Research Seminar - Coronial Practice, Suicide Rates and the Problem of Intent

Research Seminar - Coronial Practice, Suicide Rates and the Problem of Intent

By Centre for Health Law and Society, La Trobe Law School

Date and time

Thu, 27 Apr 2017 1:00 PM - 2:30 PM AEST

Location

Moot Court Room Level 2 Social Sciences

La Trobe Law School Moot Court (Room SS232) La Trobe University Bundoora Australia

Description

This presentation by Belinda Carpenter will focus upon the problematic notion of ‘intent’ within Coronial death investigations, and its relation to widespread concerns over the accuracy of suicide statistics. It details some of the central results from ARC funded research into the manner in which Coroners reach their findings, involving in-depth interviews with over 40 Coroners, both in Australia and England. The research points to a high degree of inconsistency within the various processes of suicide determination; it details concerns over approaches to issues of capacity and standards of proof, as well as significant issues relating to different cultural understandings of suicide; and it also outlines practical and philosophical difficulties with the construction of this category of death itself. It is suggested that, among a complex range of other issues, confusion over the meaning of ‘intent’, as well as a very restrictive understanding of its possible boundaries, both have a significant role to play in the ongoing Coronial-authored underestimation of suicide.

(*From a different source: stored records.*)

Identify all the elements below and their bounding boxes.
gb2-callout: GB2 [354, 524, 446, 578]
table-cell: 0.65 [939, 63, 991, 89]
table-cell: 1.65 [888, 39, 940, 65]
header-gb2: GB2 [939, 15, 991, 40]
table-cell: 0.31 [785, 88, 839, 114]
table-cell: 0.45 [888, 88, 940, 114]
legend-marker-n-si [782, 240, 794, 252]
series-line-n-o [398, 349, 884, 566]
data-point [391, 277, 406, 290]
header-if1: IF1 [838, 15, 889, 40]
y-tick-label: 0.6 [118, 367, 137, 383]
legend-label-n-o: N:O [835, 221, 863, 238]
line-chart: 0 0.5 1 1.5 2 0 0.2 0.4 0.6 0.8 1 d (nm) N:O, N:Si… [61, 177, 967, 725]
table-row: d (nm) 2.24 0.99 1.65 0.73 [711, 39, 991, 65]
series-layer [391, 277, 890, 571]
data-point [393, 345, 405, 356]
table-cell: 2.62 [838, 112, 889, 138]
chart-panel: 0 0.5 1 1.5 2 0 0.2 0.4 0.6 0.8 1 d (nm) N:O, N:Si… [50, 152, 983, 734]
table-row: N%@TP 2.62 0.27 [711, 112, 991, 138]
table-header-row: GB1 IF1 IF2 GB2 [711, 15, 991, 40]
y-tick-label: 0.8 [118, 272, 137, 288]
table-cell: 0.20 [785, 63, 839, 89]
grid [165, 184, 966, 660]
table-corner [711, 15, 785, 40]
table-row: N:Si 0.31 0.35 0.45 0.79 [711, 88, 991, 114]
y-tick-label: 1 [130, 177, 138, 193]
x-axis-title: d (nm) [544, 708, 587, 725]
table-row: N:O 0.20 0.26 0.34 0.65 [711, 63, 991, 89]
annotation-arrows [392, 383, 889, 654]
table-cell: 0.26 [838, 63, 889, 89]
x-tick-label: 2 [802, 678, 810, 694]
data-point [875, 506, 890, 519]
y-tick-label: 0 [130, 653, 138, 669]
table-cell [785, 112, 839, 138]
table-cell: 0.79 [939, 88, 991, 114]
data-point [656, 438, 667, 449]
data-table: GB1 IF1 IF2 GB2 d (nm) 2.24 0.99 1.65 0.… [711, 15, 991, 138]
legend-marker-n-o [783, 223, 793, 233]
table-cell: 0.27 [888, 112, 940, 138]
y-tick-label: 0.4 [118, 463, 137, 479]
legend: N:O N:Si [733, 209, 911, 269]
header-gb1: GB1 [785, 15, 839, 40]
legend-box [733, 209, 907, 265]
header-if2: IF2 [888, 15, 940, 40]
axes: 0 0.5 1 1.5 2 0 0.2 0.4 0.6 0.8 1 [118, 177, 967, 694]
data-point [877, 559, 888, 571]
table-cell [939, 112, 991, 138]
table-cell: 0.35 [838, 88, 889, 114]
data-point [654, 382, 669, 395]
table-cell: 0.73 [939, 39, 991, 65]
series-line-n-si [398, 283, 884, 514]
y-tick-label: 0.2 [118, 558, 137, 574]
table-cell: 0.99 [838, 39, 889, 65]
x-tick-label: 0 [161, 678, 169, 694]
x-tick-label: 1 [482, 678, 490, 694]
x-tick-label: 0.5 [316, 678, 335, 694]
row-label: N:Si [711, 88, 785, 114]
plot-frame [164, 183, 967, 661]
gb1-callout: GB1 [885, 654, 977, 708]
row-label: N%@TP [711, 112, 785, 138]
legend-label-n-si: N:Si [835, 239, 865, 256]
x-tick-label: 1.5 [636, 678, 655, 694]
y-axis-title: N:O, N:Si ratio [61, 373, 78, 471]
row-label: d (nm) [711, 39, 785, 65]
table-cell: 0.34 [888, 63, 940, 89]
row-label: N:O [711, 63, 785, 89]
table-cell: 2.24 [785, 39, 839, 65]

Belinda Carpenter joined the School of Justice from Flinders University in 1995. In 2011 she published Sex Crime and Morality. In 2012 she published Justice in Society and in 2013 she published Sex Trafficking: a moral geography. Her other area of research expertise is death investigation. In 2004 she gained an ARC Linkage grant with the Departments of Health and Justice and Attorney General to investigate the decision-making of coroners under the new Coroners Act (2003). The findings from this research have been widely published and formed the basis for three more grants in 2008 and 2009, exploring in more detail the issues surrounding a death investigation. In 2012 she received another ARC grant on death investigation and the findings from this, which explored the ways in which coronial staff engaged with religious and cultural difference is now being published. Most recently she has begun work on the issues of suicide determination.